Amigos do Fingidor

quinta-feira, 4 de agosto de 2011

Medicinas pré-colombianas

João Bosco Botelho


ASTECA: De modo geral, as culturas pré-colombianas utilizavam as idéias e crenças religiosas na explicação e no tratamento das enfermidades. Entre as principais divindades, os registros residuais apontam para a deusa Tlazolteotl, que penetrava nos homens provocando a dor; o deus Xochiplli, da vegetação e da fertilidade; e o deus Xolótl-Nanavatzin, que torturava os homens com doenças nos órgãos sexuais.

            A Medicina asteca utilizava largamente o cacto peyotl no tratamento da dor. Esse vegetal contém vários alcalóides, entre eles, a mescalina, classificada como alucinógeno e com propriedades anestésicas. O progresso na arte cirúrgica foi enorme.

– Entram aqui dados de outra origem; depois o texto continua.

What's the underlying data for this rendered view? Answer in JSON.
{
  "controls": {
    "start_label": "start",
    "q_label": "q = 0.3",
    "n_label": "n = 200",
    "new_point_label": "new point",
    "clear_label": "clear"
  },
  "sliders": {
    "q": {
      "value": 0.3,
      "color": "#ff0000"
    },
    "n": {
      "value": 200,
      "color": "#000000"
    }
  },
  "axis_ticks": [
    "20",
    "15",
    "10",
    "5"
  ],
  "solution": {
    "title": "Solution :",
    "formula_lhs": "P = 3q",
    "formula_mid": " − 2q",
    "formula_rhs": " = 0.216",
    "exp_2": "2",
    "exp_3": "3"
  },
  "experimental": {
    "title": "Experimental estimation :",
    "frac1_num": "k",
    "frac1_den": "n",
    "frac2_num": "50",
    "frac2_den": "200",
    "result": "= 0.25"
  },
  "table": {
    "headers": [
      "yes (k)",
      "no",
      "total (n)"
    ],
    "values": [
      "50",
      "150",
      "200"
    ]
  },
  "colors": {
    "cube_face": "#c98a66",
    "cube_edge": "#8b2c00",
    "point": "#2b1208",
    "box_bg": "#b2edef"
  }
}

Existem várias comprovações arqueológicas de amputações dos membros e trepanações do crânio (abertura cirúrgica da cavidade óssea da cabeça), semelhantes às encontradas nas comunidades pré-históricas.

A grande cidade de Tenochtitlán, na época da chegada dos espanhóis, dispunha de vasta rede de esgotos e banheiros públicos. Os mortos eram queimados ou enterrados fora dos muros das cidades e cada quarteirão era responsável pela limpeza e higiene das casas.

A primeira epidemia registrada, resultando na morte de milhares de indígenas, foi causada pela varíola trazida pelos espanhóis. Entre as muitas manifestações artísticas relacionadas à Medicina, destacam-se as pequenas estatuetas de argila detalhando com primor vários quadros clínicos: tumor de órbita, amputações, defeitos congênitos, doenças da pele e deformidades ósseas e musculares.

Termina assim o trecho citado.